Я выскочил в коридор и помчался вниз, в фойе, но по дороге вдруг сообразил, что у меня за вид: глаза дикие, босой, полуголый, в мятых, с пятнами крови трусах, длинноствольный 38-й в руке. Тайские шлюхи и их сутенеры в фойе едва глянули в мою сторону.
Вернувшись к себе, я переоделся в гражданскую одежду, надел широкую гавайскую рубаху, сунул за пояс пистолет и снова вышел в ночь.
Я почти настиг Трея. Я видел его в том же доке, из которого мы отправлялись вместе две ночи назад. Темный силуэт рядом с ним наверняка принадлежал Маладунгу. Они только ступили в длиннохвостое такси, когда я вбежал в док. Лодка с ревом рванула с места.
Трей увидел меня, встал и чуть не выпал из набиравшей скорость лодки. Он поднял руку и потянулся ко мне, растопырив пальцы, точно хотел до меня дотянуться через пятьдесят футов воды. Я слышал, как он кричал водителю: «Йут! Пхуен юнг май ма! Йут!» — чего я тогда не понял, но теперь перевожу как «Стоп! Мой друг еще не сел! Стоп!».

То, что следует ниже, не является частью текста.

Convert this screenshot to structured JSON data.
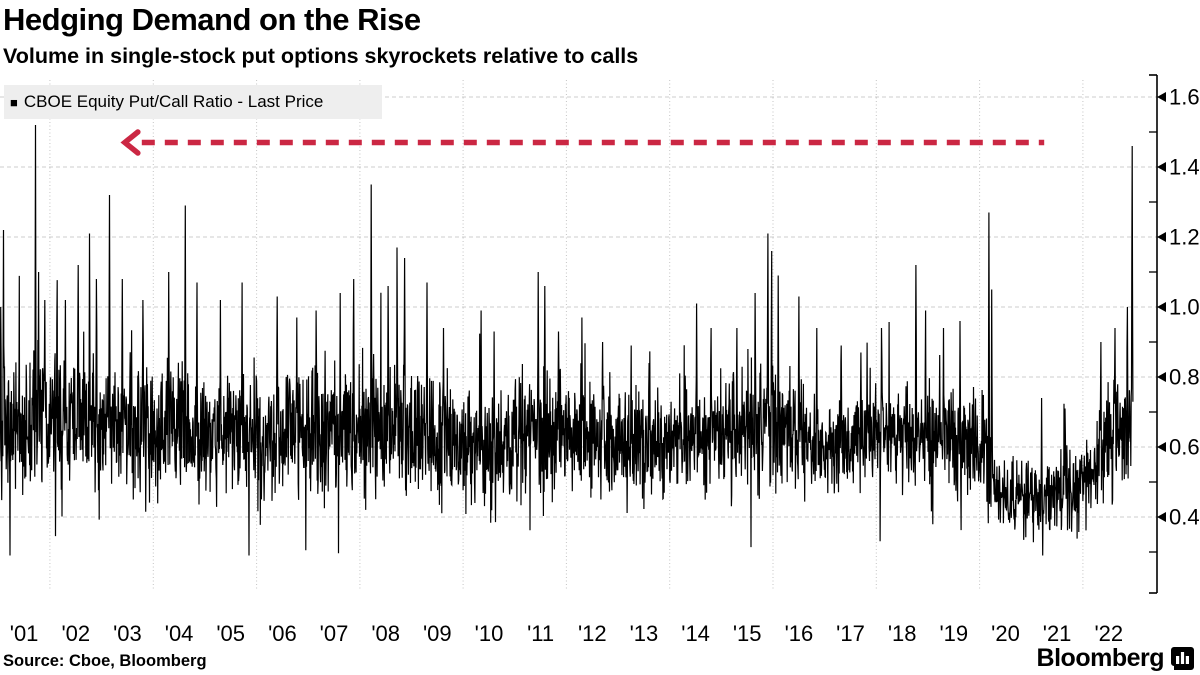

Я видел, как Маладунг втащил его обратно. Выхватил пистолет и бессмысленно нацелил его на лодку, которая понеслась по реке, нырнула за какую-то баржу, идущую вверх по течению.
Я знал, что никогда больше не увижу Трея живым.
Мара опускает глаза, когда Танха приближает рот к моему паху. Время ласк языком еще не настало. Пока. Губами и ртом молодая женщина приводит меня в состояние полной эрекции.
Сколько бы ни писали и ни говорили мужчины о радостях орального секса, в их отношении к этому акту все равно присутствует некая двойственность. Для одних рот не ассоциируется с полом, а потому не позволяет подсознанию расслабиться настолько, чтобы получить удовольствие. У других неконтролируемая острота ощущений вызывает легкую тревогу, примешивающуюся к потоку наслаждений. Многим мешает непрошеная мысль об острых зубах.
Мне надо сосредоточиться на том, чтобы ни на чем не сосредоточиваться, иначе эрекция не наступит. К счастью, мужской орган устроен настолько просто, насколько это вообще возможно в природе, и с легкостью реагирует на возбуждение. У Танхи нежный, хорошо обученный рот; возбуждение не заставляет себя ждать, и член встает, неизбежно набухая.
Я закрываю глаза и стараюсь не думать о людях во фраках за моей спиной. Кто-то приглушил верхний свет, так что лишь снопы искр от сварочного аппарата двумя этажами выше освещают всю сцену и вспышками магнезии прорываются сквозь закрытые веки. Мара что-то шепчет, и я вздрагиваю, когда теплый рот Танхи отрывается от меня. Шок от соприкосновения с прохладным воздухом длится лишь несколько секунд, после чего возвращается иная влажность.
Открываю глаза ровно настолько, чтобы увидеть язык Танхи, который выскальзывает изо рта. В мертвенном свете сварки он кажется скорее фиолетовым, чем розовым. Замечаю крошечные щелки, которые пульсируют, открываясь и закрываясь, как маленькие рты. Я запираю мысли на замок, прежде чем успеваю подумать о кормящихся пиявках и миногах. Долгие годы готовил себя к тому, чтобы с достоинством встретить этот миг.
Ощущение, которое приходит на фоне скользящей влажной теплоты, больше напоминает легкие электрические разряды, чем столкновение с медузой. Я вскрикиваю и открываю глаза. Танха следит за мной сквозь завесу черных ресниц. Ощущение повторяется, разряд спускается по утонченной нервной системе пениса вниз, к основанию позвоночника, а оттуда по каналу спинного мозга устремляется вверх, к центру удовольствия. Я опять со стоном закрываю глаза. Моя мошонка сжимается от удовольствия. Крошечные электрические разряды спиралью пронизывают мой член по всей длине, взмывают по моему телу вверх и возвращаются в пенис, лаская его, как нежная рука в бархатной перчатке. Бедра против воли начинают двигаться.
Сердце колотится так сильно, что кажется, будто во всей вселенной не осталось больше звуков, только его бешеные удары. Грохот пульса эхом отзывается внутри черепа. Отдельные точечные уколы электрических разрядов превратились в замкнутую спираль приятных ощущений. Кажется, будто я трахаю солнце. Даже когда мои бедра начинают работать не на шутку, а руки тянутся к голове Танхи, чтобы приблизить это восхитительное ощущение, какая-то часть моего мозга продолжает наблюдать классические симптомы наступления оргазма и размышляет о тахикардии, миотонии и гипервентиляции.